China ha advertido contra la búsqueda de un cambio de gobierno en Irán en medio de la ofensiva estadounidense-israelí en curso, diciendo que cualquier movimiento de este tipo carece de apoyo público.
«La conspiración de una ‘revolución de color’ o la búsqueda de un cambio de gobierno no encontrarán apoyo popular», dijo el ministro de Relaciones Exteriores de China, Wang Yi, en una conferencia de prensa al margen de una importante reunión anual en Beijing, informó la agencia de noticias estatal Xinhua el domingo.
Wang también llamó a respetar la soberanía de Irán y de todos los países, y exigió una «cesación inmediata de las operaciones militares» en Oriente Medio para evitar una escalada y evitar que el conflicto se propague.
«Esta es una guerra que no debería haber ocurrido, y es una guerra que no beneficia a nadie», dijo Wang. «La fuerza no proporciona soluciones, y el conflicto armado solo aumentará el odio y dará lugar a nuevas crisis».
El pueblo del Medio Oriente es el verdadero dueño de esta región, y los asuntos de la región deberían ser determinados por los países de allí de manera independiente, dijo, instando a no interferir en los asuntos internos.
«Un puño fuerte no significa una razón fuerte. El mundo no puede volver a la ley de la jungla», dijo a los periodistas.
Wang instó a «todas las partes» a volver a la mesa de negociaciones «tan pronto como sea posible» para resolver las diferencias a través del diálogo y trabajar para lograr una seguridad común.
China, agregó, está lista para trabajar con los países de la región para «restablecer el orden en Oriente Medio, calmar a su gente y traer paz al mundo».
Según un informe clasificado del Consejo de Inteligencia Nacional de EE. UU., incluso una ofensiva militar a gran escala de EE. UU. sería poco probable que derroque la estructura de poder militar y clerical de Irán.

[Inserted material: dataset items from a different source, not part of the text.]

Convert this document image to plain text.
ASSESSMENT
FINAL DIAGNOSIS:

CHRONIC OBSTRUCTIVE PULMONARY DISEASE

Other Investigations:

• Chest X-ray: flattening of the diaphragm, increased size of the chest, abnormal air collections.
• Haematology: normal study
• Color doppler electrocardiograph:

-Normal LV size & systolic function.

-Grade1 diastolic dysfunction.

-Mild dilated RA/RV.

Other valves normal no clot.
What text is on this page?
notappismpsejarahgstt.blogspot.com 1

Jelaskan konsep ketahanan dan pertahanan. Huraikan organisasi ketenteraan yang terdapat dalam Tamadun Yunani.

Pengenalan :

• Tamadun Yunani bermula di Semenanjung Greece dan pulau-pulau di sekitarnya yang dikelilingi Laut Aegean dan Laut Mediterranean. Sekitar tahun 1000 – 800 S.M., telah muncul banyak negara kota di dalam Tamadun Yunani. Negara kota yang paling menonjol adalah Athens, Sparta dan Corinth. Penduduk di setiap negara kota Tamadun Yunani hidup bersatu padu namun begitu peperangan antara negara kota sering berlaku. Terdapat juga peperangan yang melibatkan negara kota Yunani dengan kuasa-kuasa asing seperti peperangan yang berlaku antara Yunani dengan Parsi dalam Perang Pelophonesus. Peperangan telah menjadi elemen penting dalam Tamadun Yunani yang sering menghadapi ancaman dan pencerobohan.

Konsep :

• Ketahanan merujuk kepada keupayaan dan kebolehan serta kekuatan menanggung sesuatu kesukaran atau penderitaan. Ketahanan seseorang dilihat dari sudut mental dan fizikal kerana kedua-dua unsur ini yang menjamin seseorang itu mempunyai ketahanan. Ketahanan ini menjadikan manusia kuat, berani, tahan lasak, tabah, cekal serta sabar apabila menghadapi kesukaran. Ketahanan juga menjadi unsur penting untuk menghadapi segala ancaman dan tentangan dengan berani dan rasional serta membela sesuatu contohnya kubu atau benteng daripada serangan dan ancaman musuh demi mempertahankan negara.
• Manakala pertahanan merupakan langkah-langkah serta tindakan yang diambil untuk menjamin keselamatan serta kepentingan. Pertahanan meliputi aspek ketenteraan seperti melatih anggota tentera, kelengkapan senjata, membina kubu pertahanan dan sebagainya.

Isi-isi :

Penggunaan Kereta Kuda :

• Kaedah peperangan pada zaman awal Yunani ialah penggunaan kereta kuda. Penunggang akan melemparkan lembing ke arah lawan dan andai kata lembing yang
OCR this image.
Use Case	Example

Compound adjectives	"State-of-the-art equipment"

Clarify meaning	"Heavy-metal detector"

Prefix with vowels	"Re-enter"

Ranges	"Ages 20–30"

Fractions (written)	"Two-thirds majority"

El informe, publicado el sábado por The Washington Post, citando tres fuentes familiarizadas con el documento clasificado, socava la afirmación del presidente de EE. UU., Donald Trump, de que podría «limpiar» el liderazgo de Irán e instalar un sucesor preferido, indicando que tal resultado sería lejos de ser seguro.
Pekín ha condenado el asesinato del Líder Supremo de Irán, el Ayatolá Ali Khamenei.
Wang también afirmó que las relaciones de China con Rusia, que ha sido criticada por Occidente por sostener la guerra en Ucrania, permanecen «firmes e inquebrantables».